Further, Cugurullo's research shows that Emirati leadership prioritizes the goals of Masdar's corporate tenants over the sustainability goals laid out in the master plan. Tenants like Siemens, for example, which built a 20,000 square-meter office in Masdar, can use their own architects and do more or less what they like, and plans are adjusted accordingly. The city was originally designed to be car-free for example, but that idea got chucked out when some tenants' employees wanted to drive to work.
"The sky is not the limit. The business is the limit," Cugurullo writes. "As long as the Masdar Initiative sees profit in an experimental technology, its size and shape do not matter. What is deemed profitable gets built."
From a business perspective, this makes perfect sense. It keeps tenants happy, money flowing in, and avoids UAE leadership from fronting costs that won't be covered by profit. In the context of climate solutions, however, it's worrisome. If arresting the climate emergency is profitable, great! But if the profitability of climate solutions must come before action, if the lack of clear profit potential becomes an obstacle to taking appropriate steps, it risks not only setting the world up for more emergencies but also eroding a whole lot more profit potential in the long term. Once again, for the people in the back: the timeline of climate change doesn't map neatly to how much of the world has grown accustomed to thinking about either politics or the economy. A refusal to grapple with that relatively simple fact dooms us all to a grim sort of groundhog day, with executives cycling in and out of the idea that they can get rich off of addressing ecological collapse.

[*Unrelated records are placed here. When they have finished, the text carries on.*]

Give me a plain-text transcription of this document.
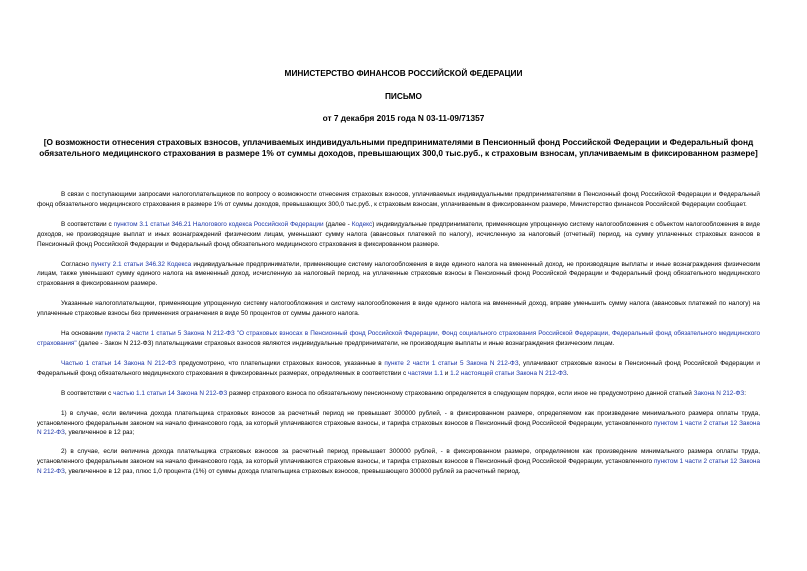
МИНИСТЕРСТВО ФИНАНСОВ РОССИЙСКОЙ ФЕДЕРАЦИИ
ПИСЬМО
от 7 декабря 2015 года N 03-11-09/71357
[О возможности отнесения страховых взносов, уплачиваемых индивидуальными предпринимателями в Пенсионный фонд Российской Федерации и Федеральный фонд обязательного медицинского страхования в размере 1% от суммы доходов, превышающих 300,0 тыс.руб., к страховым взносам, уплачиваемым в фиксированном размере]

В связи с поступающими запросами налогоплательщиков по вопросу о возможности отнесения страховых взносов, уплачиваемых индивидуальными предпринимателями в Пенсионный фонд Российской Федерации и Федеральный фонд обязательного медицинского страхования в размере 1% от суммы доходов, превышающих 300,0 тыс.руб., к страховым взносам, уплачиваемым в фиксированном размере, Министерство финансов Российской Федерации сообщает.

В соответствии с пунктом 3.1 статьи 346.21 Налогового кодекса Российской Федерации (далее - Кодекс) индивидуальные предприниматели, применяющие упрощенную систему налогообложения с объектом налогообложения в виде доходов, не производящие выплат и иных вознаграждений физическим лицам, уменьшают сумму налога (авансовых платежей по налогу), исчисленную за налоговый (отчетный) период, на сумму уплаченных страховых взносов в Пенсионный фонд Российской Федерации и Федеральный фонд обязательного медицинского страхования в фиксированном размере.

Согласно пункту 2.1 статьи 346.32 Кодекса индивидуальные предприниматели, применяющие систему налогообложения в виде единого налога на вмененный доход, не производящие выплаты и иные вознаграждения физическим лицам, также уменьшают сумму единого налога на вмененный доход, исчисленную за налоговый период, на уплаченные страховые взносы в Пенсионный фонд Российской Федерации и Федеральный фонд обязательного медицинского страхования в фиксированном размере.

Указанные налогоплательщики, применяющие упрощенную систему налогообложения и систему налогообложения в виде единого налога на вмененный доход, вправе уменьшить сумму налога (авансовых платежей по налогу) на уплаченные страховые взносы без применения ограничения в виде 50 процентов от суммы данного налога.

На основании пункта 2 части 1 статьи 5 Закона N 212-ФЗ "О страховых взносах в Пенсионный фонд Российской Федерации, Фонд социального страхования Российской Федерации, Федеральный фонд обязательного медицинского страхования" (далее - Закон N 212-ФЗ) плательщиками страховых взносов являются индивидуальные предприниматели, не производящие выплаты и иные вознаграждения физическим лицам.

Частью 1 статьи 14 Закона N 212-ФЗ предусмотрено, что плательщики страховых взносов, указанные в пункте 2 части 1 статьи 5 Закона N 212-ФЗ, уплачивают страховые взносы в Пенсионный фонд Российской Федерации и Федеральный фонд обязательного медицинского страхования в фиксированных размерах, определяемых в соответствии с частями 1.1 и 1.2 настоящей статьи Закона N 212-ФЗ.

В соответствии с частью 1.1 статьи 14 Закона N 212-ФЗ размер страхового взноса по обязательному пенсионному страхованию определяется в следующем порядке, если иное не предусмотрено данной статьей Закона N 212-ФЗ:

1) в случае, если величина дохода плательщика страховых взносов за расчетный период не превышает 300000 рублей, - в фиксированном размере, определяемом как произведение минимального размера оплаты труда, установленного федеральным законом на начало финансового года, за который уплачиваются страховые взносы, и тарифа страховых взносов в Пенсионный фонд Российской Федерации, установленного пунктом 1 части 2 статьи 12 Закона N 212-ФЗ, увеличенное в 12 раз;

2) в случае, если величина дохода плательщика страховых взносов за расчетный период превышает 300000 рублей, - в фиксированном размере, определяемом как произведение минимального размера оплаты труда, установленного федеральным законом на начало финансового года, за который уплачиваются страховые взносы, и тарифа страховых взносов в Пенсионный фонд Российской Федерации, установленного пунктом 1 части 2 статьи 12 Закона N 212-ФЗ, увеличенное в 12 раз, плюс 1,0 процента (1%) от суммы дохода плательщика страховых взносов, превышающего 300000 рублей за расчетный период.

I think we can all understand why Kerry, Bloomberg, Gates et al want fossil fuel executives to be part of the solution. What's less clear is how any of them can believe, based on all available evidence, that fossil fuel executives will take the sorts of actions necessary. In the case of Al Jaber, it's not a hypothetical discussion, we know exactly what his approach to climate leads to, and negotiators from all ovr the world will see it when they land in Abu Dhabi: a 1/3-complete, mostly empty "eco city of the future" that's moderately profitable but not addressing any of today's pressing climate problems.